London: Bob Bradley insisted he is “totally committed” to coaching Egypt’s national team despite the turmoil in the country following the riot at a game last week that left more than 70 dead.
The federation president who hired Bradley last year and his board were dismissed by the prime minister in the aftermath of Wednesday’s rampage.
But Bradley, a former U.S. national team coach, is sure that he will lead Egypt into African Cup of Nations qualifying.
“I’m totally committed,” Bradley told a broadcaster according to an e-mailed transcript. “When a tragedy like this occurs it’s important that people can come together and can be strong, and in my role as coach of the national team I want to do whatever I can in my responsibilities to help with this process.”
The deadliest football stadium disaster since 1996 unfolded in the Mediterranean city of Port Said following Al-Masry’s league match against Cairo-based Al-Ahly, with fans crushed to death while others were fatally stabbed or suffocated in a stampede.
Protesters accused the police of doing nothing to stop the violence and that set off a new cycle of clashes against Egypt’s military rulers that has killed 13 people in five days.
“This is a much deeper situation than football—really not the case of football fan violence—and I think it is important for people around the world to understand that,” Bradley said. “Obviously there is a lot going on in Egypt at this time, events after the revolution, and the football community is connected with all that and certainly some of the Ultras from different clubs especially Al-Ahly.
“These young people have been responsible for trying to bring about change in the country and these are people that have a passion for Egypt and with it an incredible passion for Egyptian football and their club.”

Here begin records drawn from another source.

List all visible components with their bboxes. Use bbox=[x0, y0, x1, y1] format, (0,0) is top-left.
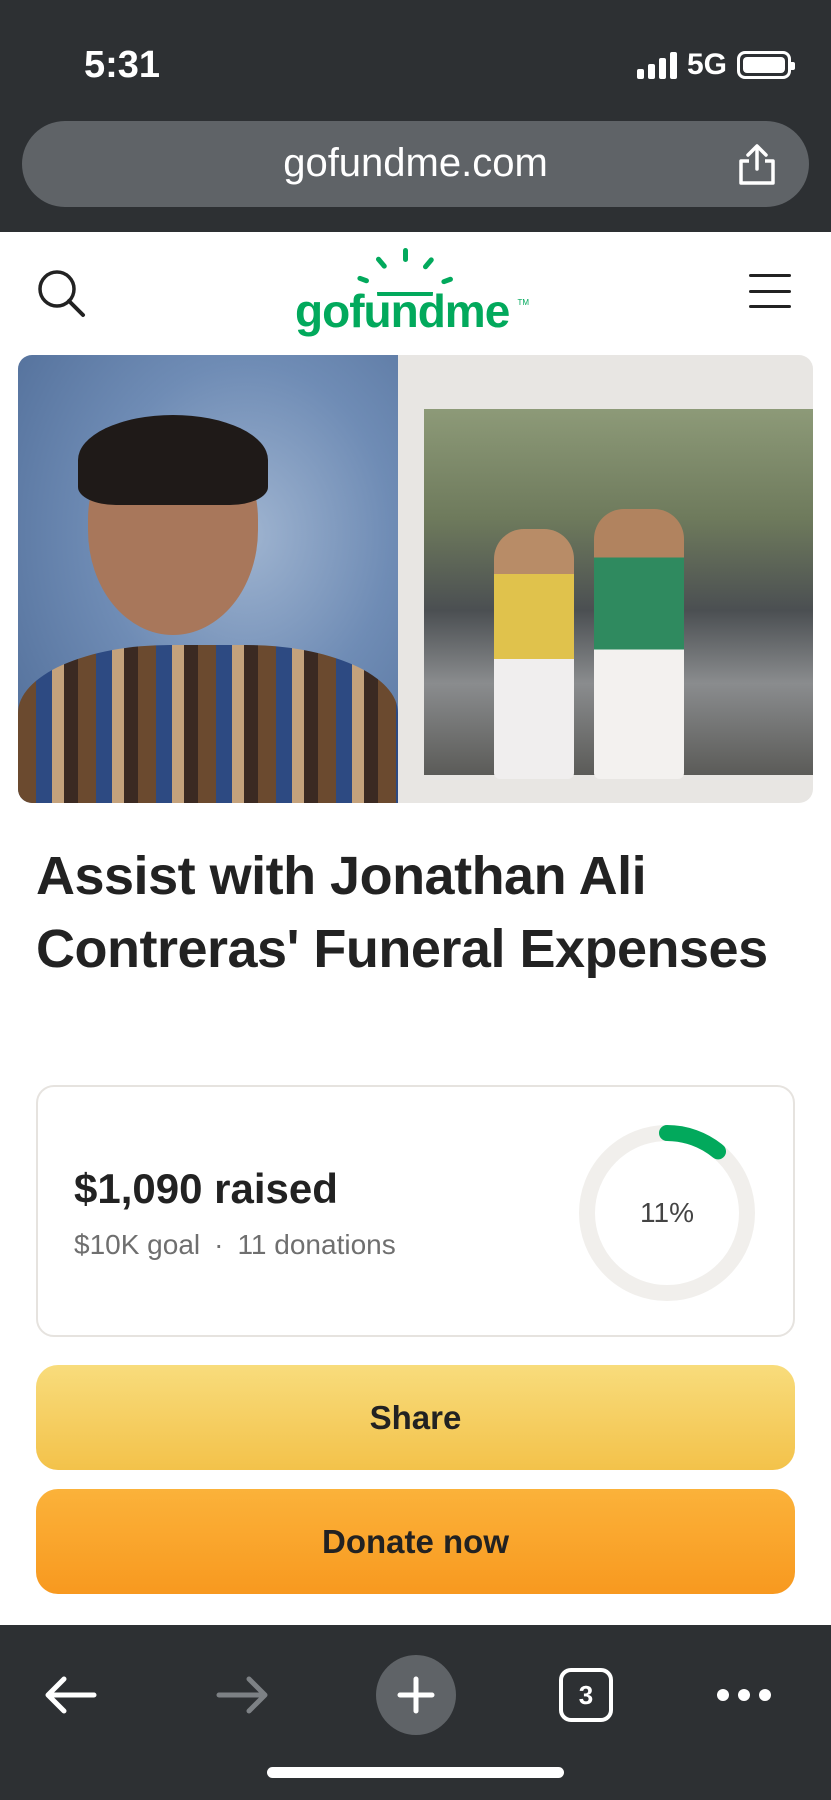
goal-amount: $10K goal bbox=[74, 1229, 201, 1260]
status-indicators: 5G bbox=[636, 48, 795, 82]
menu-icon[interactable] bbox=[749, 274, 791, 308]
gofundme-logo[interactable]: gofundme TM bbox=[295, 246, 535, 346]
forward-arrow-icon[interactable] bbox=[203, 1655, 283, 1735]
logo-wordmark: gofundme bbox=[295, 285, 510, 337]
battery-icon bbox=[737, 51, 795, 79]
share-icon[interactable] bbox=[735, 143, 779, 187]
more-icon[interactable] bbox=[704, 1655, 784, 1735]
school-portrait-photo bbox=[18, 355, 398, 803]
logo-trademark: TM bbox=[517, 298, 529, 307]
donate-now-button[interactable]: Donate now bbox=[36, 1489, 795, 1594]
address-bar[interactable]: gofundme.com bbox=[22, 121, 809, 207]
url-text: gofundme.com bbox=[283, 141, 548, 185]
meta-separator: · bbox=[214, 1229, 224, 1260]
site-header: gofundme TM bbox=[0, 232, 831, 356]
tabs-icon[interactable]: 3 bbox=[546, 1655, 626, 1735]
home-indicator bbox=[267, 1767, 564, 1778]
status-time: 5:31 bbox=[84, 44, 161, 86]
campaign-title: Assist with Jonathan Ali Contreras' Fune… bbox=[36, 846, 768, 979]
network-type: 5G bbox=[686, 48, 727, 81]
back-arrow-icon[interactable] bbox=[30, 1655, 110, 1735]
childhood-photo bbox=[398, 355, 813, 803]
search-icon[interactable] bbox=[36, 268, 88, 320]
goal-meta: $10K goal · 11 donations bbox=[74, 1229, 396, 1261]
share-button[interactable]: Share bbox=[36, 1365, 795, 1470]
tab-count: 3 bbox=[559, 1668, 613, 1722]
plus-icon[interactable] bbox=[376, 1655, 456, 1735]
campaign-hero-image[interactable] bbox=[18, 355, 813, 803]
signal-icon bbox=[636, 51, 677, 79]
donation-count: 11 donations bbox=[237, 1229, 396, 1260]
donation-progress-card: $1,090 raised $10K goal · 11 donations 1… bbox=[36, 1085, 795, 1337]
browser-top-bar: 5:31 5G gofundme.com bbox=[0, 0, 831, 232]
amount-raised: $1,090 raised bbox=[74, 1165, 338, 1212]
progress-percent: 11% bbox=[640, 1197, 694, 1228]
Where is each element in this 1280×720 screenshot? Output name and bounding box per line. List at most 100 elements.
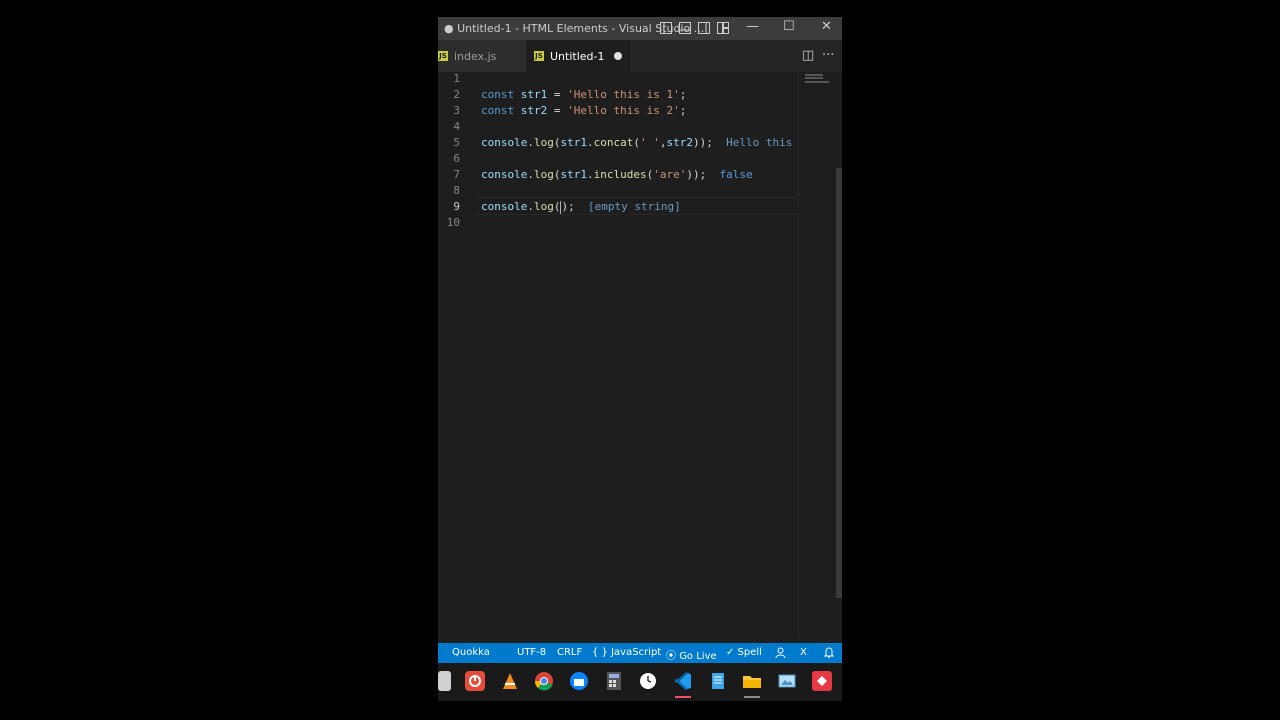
punctuation: . (586, 168, 594, 181)
punctuation: . (527, 136, 534, 149)
toggle-sidebar-icon[interactable] (660, 22, 672, 34)
go-live-button[interactable]: ⦿ Go Live (666, 647, 717, 662)
quokka-result: Hello this i (726, 136, 806, 149)
punctuation: ( (633, 136, 640, 149)
active-app-indicator (675, 696, 691, 698)
line-number: 4 (453, 120, 460, 133)
punctuation: ); (561, 200, 575, 213)
status-bar: Quokka UTF-8 CRLF { } JavaScript ⦿ Go Li… (438, 643, 842, 663)
minimap[interactable] (798, 72, 837, 638)
punctuation: . (527, 168, 534, 181)
line-number: 9 (453, 200, 460, 213)
quokka-status[interactable]: Quokka (452, 647, 490, 658)
editor-tabs: JS index.js JS Untitled-1 ◫ ··· (438, 40, 842, 72)
tab-label: Untitled-1 (550, 49, 605, 63)
variable: str1 (560, 136, 587, 149)
quokka-result: false (719, 168, 753, 181)
minimap-line (805, 81, 829, 83)
power-icon[interactable] (465, 671, 485, 691)
variable: str2 (520, 104, 548, 117)
js-file-icon: JS (438, 51, 448, 61)
split-editor-icon[interactable]: ◫ (802, 48, 814, 63)
folder-icon[interactable] (742, 671, 762, 691)
paint-icon[interactable] (777, 671, 797, 691)
bell-icon[interactable] (823, 647, 835, 661)
chrome-icon[interactable] (534, 671, 554, 691)
spell-check-status[interactable]: ✓ Spell (726, 647, 762, 658)
line-number: 10 (446, 216, 460, 229)
keyword: const (481, 88, 515, 101)
clock-icon[interactable] (638, 671, 658, 691)
string-literal: 'Hello this is 1' (567, 88, 680, 101)
punctuation: ( (553, 200, 561, 213)
function-name: log (533, 136, 554, 149)
notepad-icon[interactable] (708, 671, 728, 691)
code-line[interactable]: console.log(str1.includes('are')); false (481, 168, 753, 181)
punctuation: ; (679, 104, 687, 117)
tab-index-js[interactable]: JS index.js (438, 40, 526, 72)
keyword: const (481, 104, 515, 117)
person-icon[interactable] (775, 647, 786, 661)
vscode-window: ● Untitled-1 - HTML Elements - Visual St… (438, 17, 842, 663)
function-name: concat (593, 136, 634, 149)
string-literal: 'Hello this is 2' (567, 104, 680, 117)
minimap-line (805, 77, 823, 79)
running-app-indicator (744, 696, 760, 698)
tab-untitled-1[interactable]: JS Untitled-1 (526, 40, 630, 72)
line-number: 1 (453, 72, 460, 85)
punctuation: . (586, 136, 594, 149)
eol-status[interactable]: CRLF (557, 647, 582, 658)
string-literal: ' ' (639, 136, 660, 149)
code-editor[interactable]: 1 2 3 4 5 6 7 8 9 10 const str1 = 'Hello… (438, 72, 842, 638)
punctuation: )); (686, 168, 707, 181)
customize-layout-icon[interactable] (717, 22, 729, 34)
maximize-button[interactable]: ☐ (783, 19, 795, 34)
toggle-panel-icon[interactable] (679, 22, 691, 34)
code-line[interactable]: const str1 = 'Hello this is 1'; (481, 88, 686, 101)
punctuation: )); (692, 136, 713, 149)
line-number: 5 (453, 136, 460, 149)
tab-label: index.js (454, 49, 497, 63)
vlc-icon[interactable] (500, 671, 520, 691)
minimize-button[interactable]: — (746, 19, 759, 34)
calculator-icon[interactable] (604, 671, 624, 691)
js-file-icon: JS (534, 51, 544, 61)
line-number: 7 (453, 168, 460, 181)
code-line-current[interactable]: console.log(); [empty string] (481, 200, 681, 214)
anydesk-icon[interactable] (812, 671, 832, 691)
language-mode[interactable]: { } JavaScript (592, 647, 661, 658)
function-name: log (533, 168, 554, 181)
variable: str1 (520, 88, 548, 101)
explorer-icon[interactable] (438, 671, 451, 691)
function-name: log (533, 200, 554, 213)
taskbar (438, 663, 842, 701)
code-line[interactable]: console.log(str1.concat(' ',str2)); Hell… (481, 136, 806, 149)
x-status[interactable]: X (800, 647, 807, 658)
operator: = (547, 88, 568, 101)
line-number: 6 (453, 152, 460, 165)
quokka-result: [empty string] (587, 200, 681, 213)
punctuation: . (527, 200, 534, 213)
encoding-status[interactable]: UTF-8 (517, 647, 546, 658)
line-number: 2 (453, 88, 460, 101)
close-button[interactable]: ✕ (821, 19, 832, 34)
vscode-icon[interactable] (673, 671, 693, 691)
minimap-line (805, 74, 823, 76)
broadcast-icon: ⦿ (666, 651, 680, 662)
title-bar: ● Untitled-1 - HTML Elements - Visual St… (438, 17, 842, 40)
variable: str1 (560, 168, 587, 181)
vertical-scrollbar[interactable] (836, 168, 842, 598)
object-name: console (481, 168, 528, 181)
punctuation: ; (679, 88, 687, 101)
line-number: 3 (453, 104, 460, 117)
go-live-label: Go Live (679, 651, 717, 662)
line-number: 8 (453, 184, 460, 197)
toggle-secondary-sidebar-icon[interactable] (698, 22, 710, 34)
operator: = (547, 104, 568, 117)
string-literal: 'are' (653, 168, 687, 181)
unsaved-dot-icon[interactable] (614, 52, 623, 60)
object-name: console (481, 200, 528, 213)
thunderbird-icon[interactable] (569, 671, 589, 691)
code-line[interactable]: const str2 = 'Hello this is 2'; (481, 104, 686, 117)
more-actions-icon[interactable]: ··· (822, 48, 834, 63)
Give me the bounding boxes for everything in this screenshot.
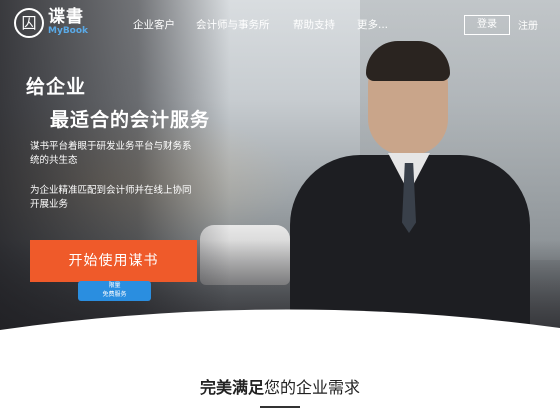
login-button[interactable]: 登录 [464, 15, 510, 35]
section-title-strong: 完美满足 [199, 378, 264, 397]
nav-link-help[interactable]: 帮助支持 [293, 17, 335, 32]
trial-label-1: 限量 [108, 282, 121, 289]
hero-person-image [290, 41, 530, 330]
logo-icon: 囚 [14, 8, 44, 38]
free-trial-badge[interactable]: 限量 免费服务 [78, 281, 151, 301]
logo-name-cn: 谍書 [48, 7, 84, 27]
headline-line-1: 给企业 [26, 76, 87, 98]
section-title: 完美满足您的企业需求 [0, 374, 560, 398]
nav-link-more[interactable]: 更多... [357, 17, 388, 32]
section-title-rest: 您的企业需求 [264, 378, 361, 397]
section-title-underline [260, 406, 300, 408]
logo[interactable]: 囚 谍書 MyBook [14, 8, 88, 38]
nav-link-enterprise[interactable]: 企业客户 [133, 17, 175, 32]
trial-label-2: 免费服务 [102, 291, 127, 298]
hero-subtext-2: 为企业精准匹配到会计师并在线上协同开展业务 [30, 185, 192, 210]
logo-name-en: MyBook [48, 26, 89, 36]
top-nav: 囚 谍書 MyBook 企业客户 会计师与事务所 帮助支持 更多... 登录 注… [0, 0, 560, 48]
start-using-button[interactable]: 开始使用谋书 [30, 240, 197, 282]
hero-headline: 给企业 最适合的会计服务 [26, 72, 210, 132]
headline-line-2: 最适合的会计服务 [50, 109, 211, 131]
register-link[interactable]: 注册 [518, 17, 538, 32]
hero-bottom-curve [0, 309, 560, 360]
hero-subtext-1: 谋书平台着眼于研发业务平台与财务系统的共生态 [30, 141, 192, 166]
nav-link-accountants[interactable]: 会计师与事务所 [196, 17, 270, 32]
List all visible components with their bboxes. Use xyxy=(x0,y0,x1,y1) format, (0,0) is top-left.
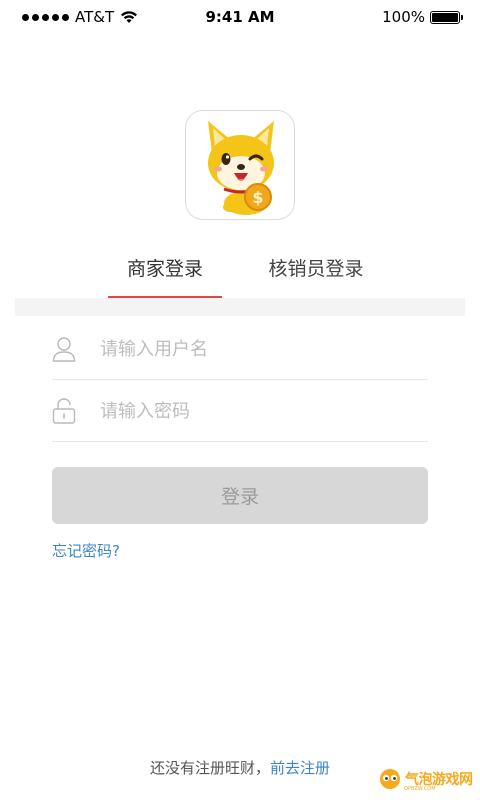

Al-Ahly players Mohamed Aboutrika, Emad Moteab and Mohamed Barakat—all on the Egypt national team—announced they are retiring after witnessing the violence last week.
And Bradley is unsure if Egypt’s 2013 African Cup of Nations qualifier will go ahead in the Central African Republic as planned on Feb. 29.
“Quite clearly given the events, it will take these players some time to try to move forward,” Bradley said. “With it, there are enough questions about when the league will begin again or whether or not games will be played with fans or without.”